Where has all the green gone
MLA Adelbert Nongrum takes up the issue of vanishing agricultural land in Shillong
Less than three decades ago, when urbanisation had not gained momentum in the quaint hill city, Shillong houses would be defined by lush gardens where fruits and vegetables would be in abundance. As the city grew, the home gardens made way to concrete structures. Many agricultural land too vanished.
A new bill, proposed by KHNAM legislator Adelbert Nongrum, seeks to focus on the vanishing greens and arable land in a majorly agrarian state.
In the procedural tangle during the recently concluded Assembly’s budget session, the important bill on agriculture and land got lost into oblivion. But Nongrum, said he would pursue the matter.
When the MLA wanted to move the private member’s bill, the procedural issue resulted in the inability of the MLA to take up the matter. This also led to pandemonium after he made another attempt to raise the issue. The move was disallowed as the MLA had erroneously moved privilege motion against the Speaker for not allowing discussion, and in the process, the issue was forgotten.
What the MLA wanted to speak about was alienation of agriculture land for non-agricultural purposes.
In the context of growing urbanisation and conversion of agriculture land into concrete residential areas, the bill assumes significance.
The Meghalaya Agricultural Land (Regulation) Bill, 2022, is to regulate the use of agricultural land for non-agricultural purposes for the preservation of arable land resources of the state and protection of agricultural land from colonization by residential, recreational, institutional, industrial and commercial activities. The Bill is the interest of sustaining the livelihood of farmers and ensuring food security.
There was a time when orange trees and other fruit trees adorned parts of the city but they have given way to buildings.
The MLA has included arable land either under cultivation or under temporary fallow as agricultural land . It also includes paddy field, vegetable plantation, fruit orchard and crop nursery, but does not include land abandoned under shifting cultivation.
The MLA has also suggested appointment of a Regulatory Authority together with subordinate officers to assist him with functions.
“As land is life and land with agriculture is the backbone of the state for sustainable livelihood of the future generation, the Bill is a must”, Nongrum said.
The Bill throws questions on large-scale landlessness in the state. Moreover, those who own agriculture land are only a few thereby the farmers becoming just workers under them without basic rights to claim.
Ironically, the official documents of the government claim that people of Meghalaya predominantly depend on agriculture.
The website of the Meghalaya agriculture department says that the economy of Meghalaya is basically agrarian as it is rural based with agriculture playing a predominant role in the state’s economy. Since 81% of the state’s population depends on agriculture, employment and income generation also depends on agricultural developmental activities to a great extent. The state is yet to touch the national level in economic and agricultural growth rate even after attaining full statehood, said the portal.

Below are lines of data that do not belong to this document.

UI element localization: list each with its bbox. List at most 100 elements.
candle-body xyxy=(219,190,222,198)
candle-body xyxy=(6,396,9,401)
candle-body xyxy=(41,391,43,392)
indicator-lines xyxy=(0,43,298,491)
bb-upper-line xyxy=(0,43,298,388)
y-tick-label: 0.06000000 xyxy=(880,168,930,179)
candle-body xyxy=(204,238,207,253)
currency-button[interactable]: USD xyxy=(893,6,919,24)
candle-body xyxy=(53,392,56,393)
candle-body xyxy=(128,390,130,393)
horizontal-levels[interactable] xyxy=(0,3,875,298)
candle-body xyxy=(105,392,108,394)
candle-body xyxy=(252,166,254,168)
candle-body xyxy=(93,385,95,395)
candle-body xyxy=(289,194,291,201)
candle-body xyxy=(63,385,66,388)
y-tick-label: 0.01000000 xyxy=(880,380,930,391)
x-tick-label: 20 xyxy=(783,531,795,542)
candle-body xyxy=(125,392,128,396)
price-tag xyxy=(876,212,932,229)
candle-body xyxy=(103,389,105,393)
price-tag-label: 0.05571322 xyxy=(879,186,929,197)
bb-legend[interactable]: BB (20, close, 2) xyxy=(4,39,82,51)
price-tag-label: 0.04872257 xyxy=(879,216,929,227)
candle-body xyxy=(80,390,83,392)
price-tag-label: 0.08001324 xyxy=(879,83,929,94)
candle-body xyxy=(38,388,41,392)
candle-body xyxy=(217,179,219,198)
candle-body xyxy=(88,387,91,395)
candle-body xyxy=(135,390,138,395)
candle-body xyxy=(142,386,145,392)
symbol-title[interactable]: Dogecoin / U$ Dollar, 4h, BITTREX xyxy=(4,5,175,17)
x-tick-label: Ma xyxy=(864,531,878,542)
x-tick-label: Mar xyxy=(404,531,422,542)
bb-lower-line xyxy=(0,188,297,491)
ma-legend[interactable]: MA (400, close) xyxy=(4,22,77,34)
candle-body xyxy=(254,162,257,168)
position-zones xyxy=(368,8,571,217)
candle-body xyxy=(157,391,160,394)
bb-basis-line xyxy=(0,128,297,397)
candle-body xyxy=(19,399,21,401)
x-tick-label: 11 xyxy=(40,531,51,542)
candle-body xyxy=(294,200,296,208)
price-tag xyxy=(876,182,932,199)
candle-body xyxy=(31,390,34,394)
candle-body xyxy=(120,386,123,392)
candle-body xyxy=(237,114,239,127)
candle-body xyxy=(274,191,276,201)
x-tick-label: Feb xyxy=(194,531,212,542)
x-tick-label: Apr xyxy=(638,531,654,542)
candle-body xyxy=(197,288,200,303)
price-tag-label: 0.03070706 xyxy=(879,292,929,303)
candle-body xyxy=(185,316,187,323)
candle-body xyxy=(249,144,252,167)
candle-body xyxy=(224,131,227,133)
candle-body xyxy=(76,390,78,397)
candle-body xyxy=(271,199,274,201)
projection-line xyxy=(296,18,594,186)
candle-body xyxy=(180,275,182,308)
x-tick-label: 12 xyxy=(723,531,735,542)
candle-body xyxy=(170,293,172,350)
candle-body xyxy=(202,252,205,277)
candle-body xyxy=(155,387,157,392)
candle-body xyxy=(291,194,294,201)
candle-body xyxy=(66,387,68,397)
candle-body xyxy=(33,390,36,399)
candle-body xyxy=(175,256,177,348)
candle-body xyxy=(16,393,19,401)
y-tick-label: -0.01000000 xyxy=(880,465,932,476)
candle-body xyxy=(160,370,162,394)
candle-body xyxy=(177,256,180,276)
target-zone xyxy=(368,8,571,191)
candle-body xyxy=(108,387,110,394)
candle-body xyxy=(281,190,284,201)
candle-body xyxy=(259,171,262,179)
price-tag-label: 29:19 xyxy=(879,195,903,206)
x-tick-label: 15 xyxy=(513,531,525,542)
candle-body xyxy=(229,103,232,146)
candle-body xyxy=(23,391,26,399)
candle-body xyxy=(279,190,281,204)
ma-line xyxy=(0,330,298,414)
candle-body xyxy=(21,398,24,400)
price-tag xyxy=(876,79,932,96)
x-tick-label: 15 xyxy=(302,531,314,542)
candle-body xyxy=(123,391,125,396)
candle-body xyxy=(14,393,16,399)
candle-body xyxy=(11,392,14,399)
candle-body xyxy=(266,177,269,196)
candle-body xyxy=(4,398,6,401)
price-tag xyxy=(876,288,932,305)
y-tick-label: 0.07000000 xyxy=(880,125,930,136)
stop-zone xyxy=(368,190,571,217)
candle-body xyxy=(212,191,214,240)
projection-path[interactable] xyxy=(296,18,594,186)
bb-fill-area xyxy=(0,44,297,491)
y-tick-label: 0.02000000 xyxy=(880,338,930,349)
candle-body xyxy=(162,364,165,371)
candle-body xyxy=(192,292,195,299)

“Though, 81% of the population depends on agriculture, the net cropped area is only about 9.87% of the total geographical area of the state. The state is deficit in foodgrains by 1.22 lakh tonnes annually. This is due to a lot of constraints, such as the undulating topography, transport and communication problem, population dispersal pattern, inadequate credit support, poor marketing system, etc. To overcome these hurdles, future programmes are proposed, like increasing agricultural/horticultural production and productivity, research system on the development of economically viable and location specific technologies in rainfed, flood-prone irrigated areas, and increasing the utilisation of irrigation potential etc,” the government portal says.
At a time when food crisis is a major issue, it becomes imperative to save agricultural land. The bill gains importance in not only protecting arable land but also sustainably planning urbanisation in the hills.